As for recovery time - you need to start thinking in months rather than days/weeks i'm afraid.
I love the staff that work in neuro intensive care units, or indeed all intensive care units. They have a wonderfully no nonsense way of telling you how things are going to be. If only the rest of the world worked like that.
Just seen this thread for the first time. Know you are a long term poster on here, and though I don't know you I have always known you were one of the regular people who make STW the special, opinionated and knowledgeable place that it is.

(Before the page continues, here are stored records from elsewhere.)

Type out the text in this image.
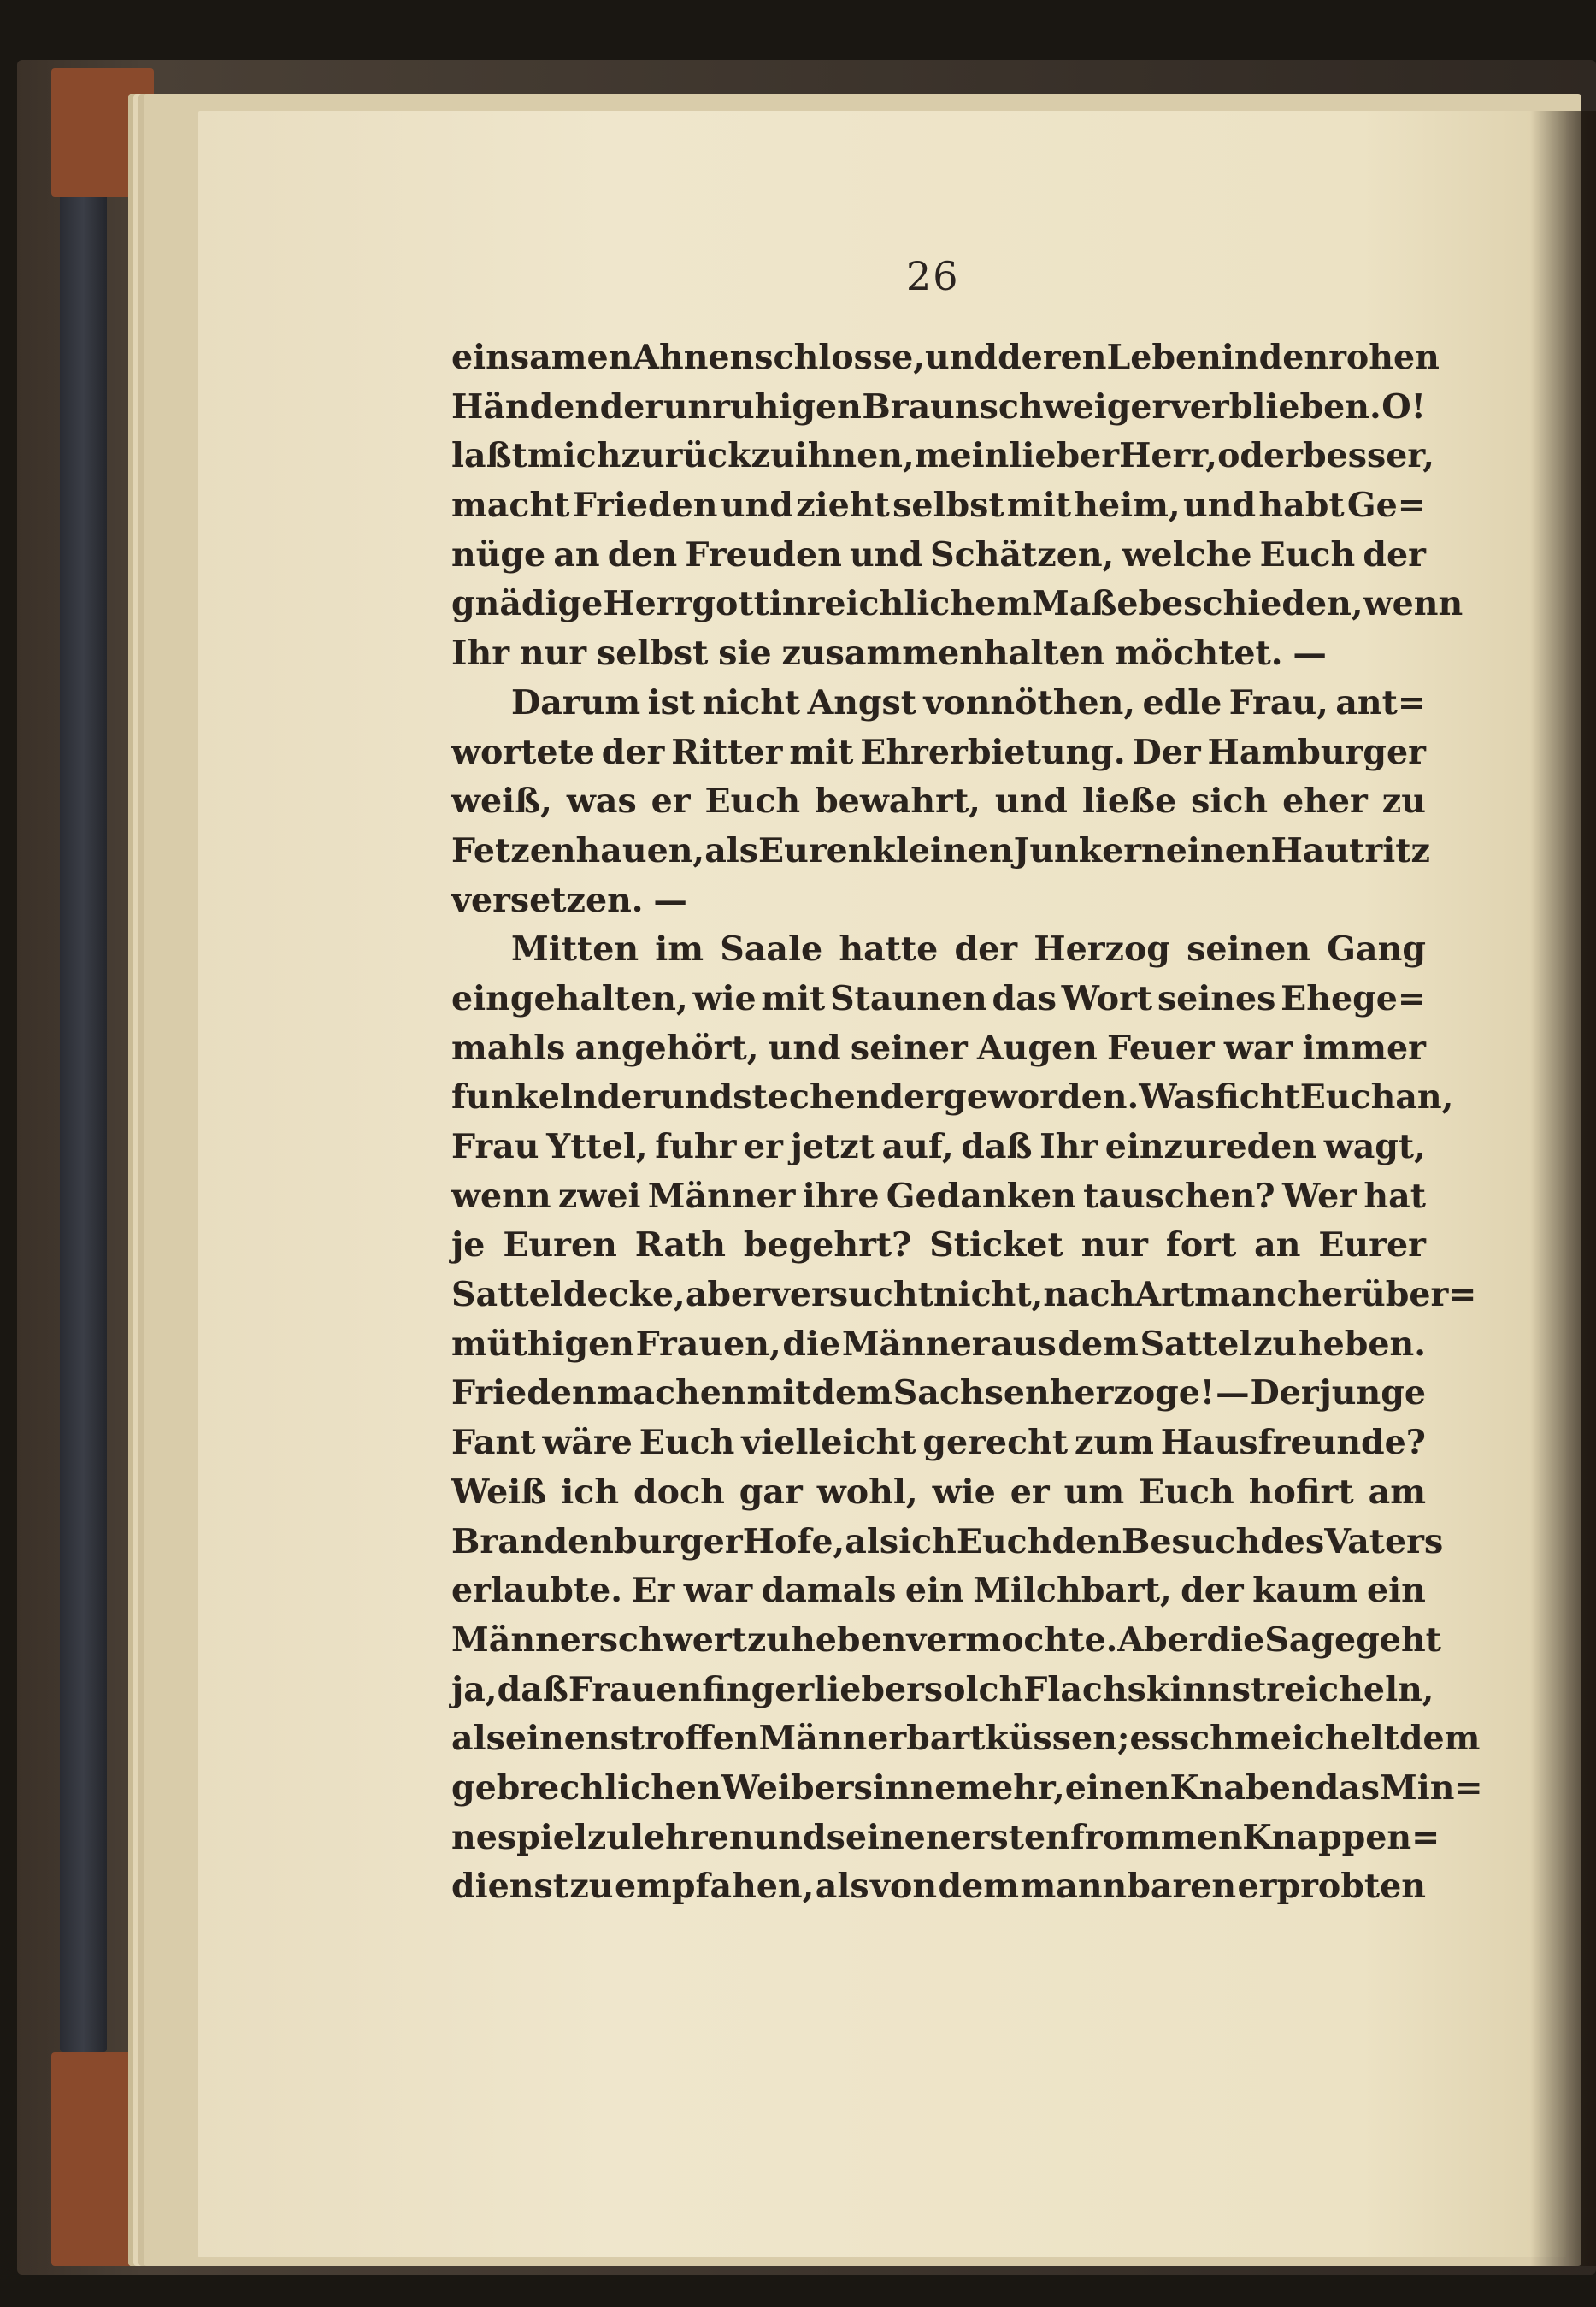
26
einsamen Ahnenschlosse, und deren Leben in den rohen
Händen der unruhigen Braunschweiger verblieben. O!
laßt mich zurück zu ihnen, mein lieber Herr, oder besser,
macht Frieden und zieht selbst mit heim, und habt Ge=
nüge an den Freuden und Schätzen, welche Euch der
gnädige Herrgott in reichlichem Maße beschieden, wenn
Ihr nur selbst sie zusammenhalten möchtet. —
Darum ist nicht Angst vonnöthen, edle Frau, ant=
wortete der Ritter mit Ehrerbietung. Der Hamburger
weiß, was er Euch bewahrt, und ließe sich eher zu
Fetzen hauen, als Euren kleinen Junkern einen Hautritz
versetzen. —
Mitten im Saale hatte der Herzog seinen Gang
eingehalten, wie mit Staunen das Wort seines Ehege=
mahls angehört, und seiner Augen Feuer war immer
funkelnder und stechender geworden. Was ficht Euch an,
Frau Yttel, fuhr er jetzt auf, daß Ihr einzureden wagt,
wenn zwei Männer ihre Gedanken tauschen? Wer hat
je Euren Rath begehrt? Sticket nur fort an Eurer
Satteldecke, aber versucht nicht, nach Art mancher über=
müthigen Frauen, die Männer aus dem Sattel zu heben.
Frieden machen mit dem Sachsenherzoge! — Der junge
Fant wäre Euch vielleicht gerecht zum Hausfreunde?
Weiß ich doch gar wohl, wie er um Euch hofirt am
Brandenburger Hofe, als ich Euch den Besuch des Vaters
erlaubte. Er war damals ein Milchbart, der kaum ein
Männerschwert zu heben vermochte. Aber die Sage geht
ja, daß Frauenfinger lieber solch Flachskinn streicheln,
als einen stroffen Männerbart küssen; es schmeichelt dem
gebrechlichen Weibersinne mehr, einen Knaben das Min=
nespiel zu lehren und seinen ersten frommen Knappen=
dienst zu empfahen, als von dem mannbaren erprobten
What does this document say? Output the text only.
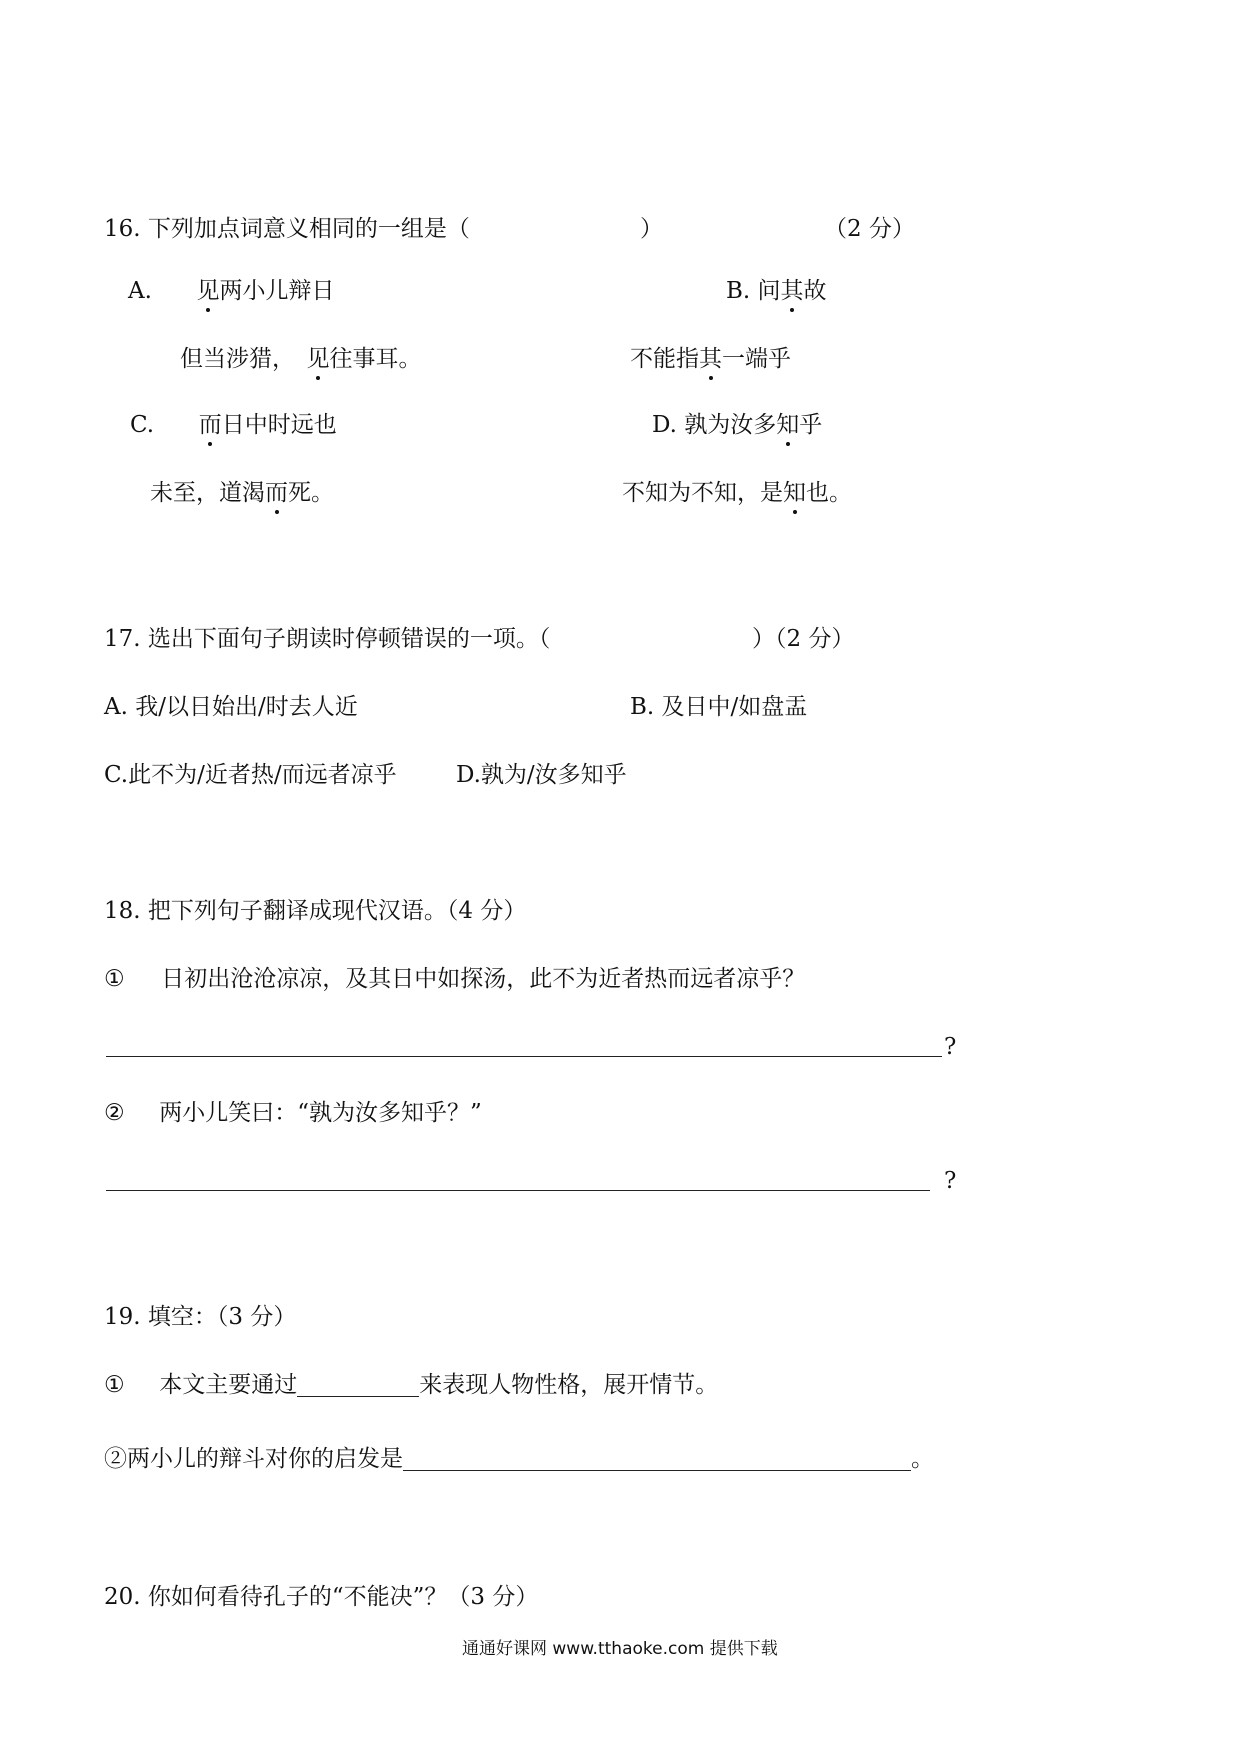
16. 下列加点词意义相同的一组是（	）	（2 分）
A. 见两小儿辩日
但当涉猎，　见往事耳。
B. 问其故
不能指其一端乎
C. 而日中时远也
未至，道渴而死。
D. 孰为汝多知乎
不知为不知，是知也。
17. 选出下面句子朗读时停顿错误的一项。（	）（2 分）
A. 我/以日始出/时去人近	B. 及日中/如盘盂
C.此不为/近者热/而远者凉乎	D.孰为/汝多知乎
18. 把下列句子翻译成现代汉语。（4 分）
① 日初出沧沧凉凉，及其日中如探汤，此不为近者热而远者凉乎？
?
② 两小儿笑曰：“孰为汝多知乎？”
?
19. 填空：（3 分）
① 本文主要通过	来表现人物性格，展开情节。
②两小儿的辩斗对你的启发是	。
20. 你如何看待孔子的“不能决”？（3 分）
通通好课网 www.tthaoke.com 提供下载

I don't have anything useful to add, other than the thoughts and best wishes that any other parent would send to you, your son and your family.
Best wishes from Leeds.
All my hopes O.P.
Not been on the forum for a bit so missed this when you posted it oldn. What can I say - ****...
My thoughts are with you I hope you get all the support you, you son and the rest of your family need and deserve.
My wife has just come back (I've been attempting to work today). Had a long very scary talk from the consultants. They've now turned off all of the sedation and are attempting to get him to respond to stimulus, which he does to some extent.
GCS (Glasgow Coma Scale, which I didn't even know existed until a few days ago) is now put at 3.
About to go in.
Best of luck fella, thinking of you and yours...
Good luck to you and your boy.
I've now got a kind of sick heavy weight in my stomach and my legs don't seem to work properly anymore.Deep breath. And breath out.
&
about to go in
I hope your family is going to seek out some professional help. There are many very good support foundations out there more than qualified to help and advise. Talking through your Sons background to one foundation will invariably lead to another support foundation that can help you and your wife out.
I sincerely hope you talk soon to these people, no matter how disturbing it all is right now.
The very best of luck.
Yup, what bullheart says.
Keep posting on the thread if it helps. Don't if it doesn't. Use the people around you, family, friends, colleagues and even us misfits on here whenever necessary.
Do whatever you need to do to keep on track.
You are already demonstrating true strength of character by your posts on here, and I can glean that just from reading text on a screen.
Keep going.
Still don't know what to write, can't write anything meaningful that's for sure. But you sound like you're getting some comfort from your posts, so keep it up as long as it helps.
Love to all
Wishing you all the best at what must be a very difficult time, healing vibes.